Two weeks ago, across Canada, a group of people protested to “protect our children from indoctrination and sexualization.” Many students “walked out” of (well, most simply did not attend) school. I was shocked, though I shouldn’t have been. Conservatives – from the leader of the national Conservative Party to Ontario’s Education Minister – have been ramping up their attacks on LGBTQ+ people for several years. In early September, the Premier of Ontario told a group of supporters that schools are “indoctrinating” students on issues of gender. 

But queer people exist. Our schools welcome people – students, staff, parents – who live and love in all sorts of ways. [I have stared at this paragraph for many long minutes now. Long minutes plus almost two weeks. I want to write this, but how will I say what I mean? I don’t know. I have to remind myself that this is a very small blog, that I am writing mostly for myself, that I am trying to be a teacher who writes which means being a teacher who experiences what my students experience: a blank page, a blank mind and, sometimes, a fear of writing or a lack of words. I *will* write this tonight. I *will* hit publish.] I guess what I want to say is, LGBTQ+ people are people. They love and are deserving of love. They live and deserve to be allowed to live full, rich lives. 

The walkout and the subsequent acts in our school – the defacing of pride flags, the hate(ful) speech in classes – profoundly unsettles many of us. There are tears in the staff room; tempers are short. The Rainbow Youth Club is nervous about meeting. Everyone’s edgy.

Days later, at our staff meeting, two powerful voices help staff refocus. “Be careful,” they tell us, “not to jump to conclusions.” “Lead with curiosity,” they remind us. “Remember that some of our students have recently arrived from places where merely discussing these issues could have serious repercussions. As best as you can, when faced with statements that you might categorize as hate, ask genuine questions.” I am humbled that people whose very existence is being attacked are reminding us to be kind, curious, teachers. 

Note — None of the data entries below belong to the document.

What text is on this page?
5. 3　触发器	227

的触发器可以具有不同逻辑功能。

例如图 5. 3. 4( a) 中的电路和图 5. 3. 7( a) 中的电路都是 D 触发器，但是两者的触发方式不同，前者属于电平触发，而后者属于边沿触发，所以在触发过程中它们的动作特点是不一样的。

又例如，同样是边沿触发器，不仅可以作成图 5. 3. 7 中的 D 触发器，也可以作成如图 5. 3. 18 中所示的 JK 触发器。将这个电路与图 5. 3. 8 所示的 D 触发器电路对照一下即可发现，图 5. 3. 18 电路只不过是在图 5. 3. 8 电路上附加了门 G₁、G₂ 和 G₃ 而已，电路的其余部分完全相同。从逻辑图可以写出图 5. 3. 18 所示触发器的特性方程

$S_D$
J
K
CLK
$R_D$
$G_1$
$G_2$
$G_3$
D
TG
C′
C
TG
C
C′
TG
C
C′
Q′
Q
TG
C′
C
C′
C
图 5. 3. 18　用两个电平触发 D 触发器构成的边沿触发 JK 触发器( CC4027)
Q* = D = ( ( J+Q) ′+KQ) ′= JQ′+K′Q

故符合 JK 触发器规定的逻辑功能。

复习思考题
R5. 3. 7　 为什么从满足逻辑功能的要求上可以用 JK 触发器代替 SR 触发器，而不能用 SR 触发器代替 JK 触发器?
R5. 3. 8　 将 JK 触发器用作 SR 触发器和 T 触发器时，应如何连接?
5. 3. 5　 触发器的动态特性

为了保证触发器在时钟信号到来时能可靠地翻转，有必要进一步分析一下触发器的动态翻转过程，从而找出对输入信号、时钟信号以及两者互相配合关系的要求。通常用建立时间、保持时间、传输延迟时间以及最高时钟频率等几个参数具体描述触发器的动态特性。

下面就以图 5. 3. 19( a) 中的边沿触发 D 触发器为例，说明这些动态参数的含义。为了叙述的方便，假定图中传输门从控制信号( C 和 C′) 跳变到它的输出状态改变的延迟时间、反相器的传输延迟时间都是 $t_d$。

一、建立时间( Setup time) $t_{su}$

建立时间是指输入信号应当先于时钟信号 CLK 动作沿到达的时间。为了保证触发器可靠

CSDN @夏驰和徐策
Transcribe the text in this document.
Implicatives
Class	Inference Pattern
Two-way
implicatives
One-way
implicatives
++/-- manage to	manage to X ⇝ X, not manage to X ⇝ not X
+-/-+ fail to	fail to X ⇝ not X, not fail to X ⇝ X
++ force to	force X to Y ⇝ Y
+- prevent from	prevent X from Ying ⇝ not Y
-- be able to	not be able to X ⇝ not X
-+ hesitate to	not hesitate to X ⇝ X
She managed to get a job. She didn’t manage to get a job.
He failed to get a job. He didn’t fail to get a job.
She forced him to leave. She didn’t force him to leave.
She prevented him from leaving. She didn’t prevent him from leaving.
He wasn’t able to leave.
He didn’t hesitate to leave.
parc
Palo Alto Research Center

The speakers help us find balance between the human rights of all people and the right to freedom of religion. We can practice our religion here, read our religious texts, attend any house of worship. We do not, however, have the right NOT to learn about other practices and peoples in our public schools. We may not discriminate against others who do not share our beliefs. They remind us that all children deserve to see themselves reflected in the curriculum, and that statistically, whether we know it or not, someone in our class is probably LGBTQ+. They deserve to be seen.

That night, on social media, I share a post: a person holds a sign that says, “Classrooms that erase QUEER identities are erasing truth and beauty and joy.” The next morning, I wake to a message from an old friend: “I was erased.” 

And now I’m at the back of the classroom, trying to choose which title to use for today’s book talk. My hand is hovering over Heartstopper. I think about my friend and about the presenters. I think about students past and present, about friends, family and other loved ones, all of whom identify as queer. I think about students who will feel uncomfortable and (hopefully not, but maybe) unwelcome if I choose this book. I think about how much we change – how incredibly much we all change – over the course of a lifetime. I cannot know now what someone will believe in a week, a month, a year. I cannot know who anyone will love. 

I’m an English teacher. What I know is stories. Some stories you’ll like; some you won’t. They may make you cry or laugh or rage. You may read a story that you’ll want to throw across the room in anger, or one that you’ll always keep within arm’s reach because you feel so seen. If you’re lucky, you’ll read them all. So I pull out Heartstopper and lean it against the blackboard. Because everyone’s welcome here.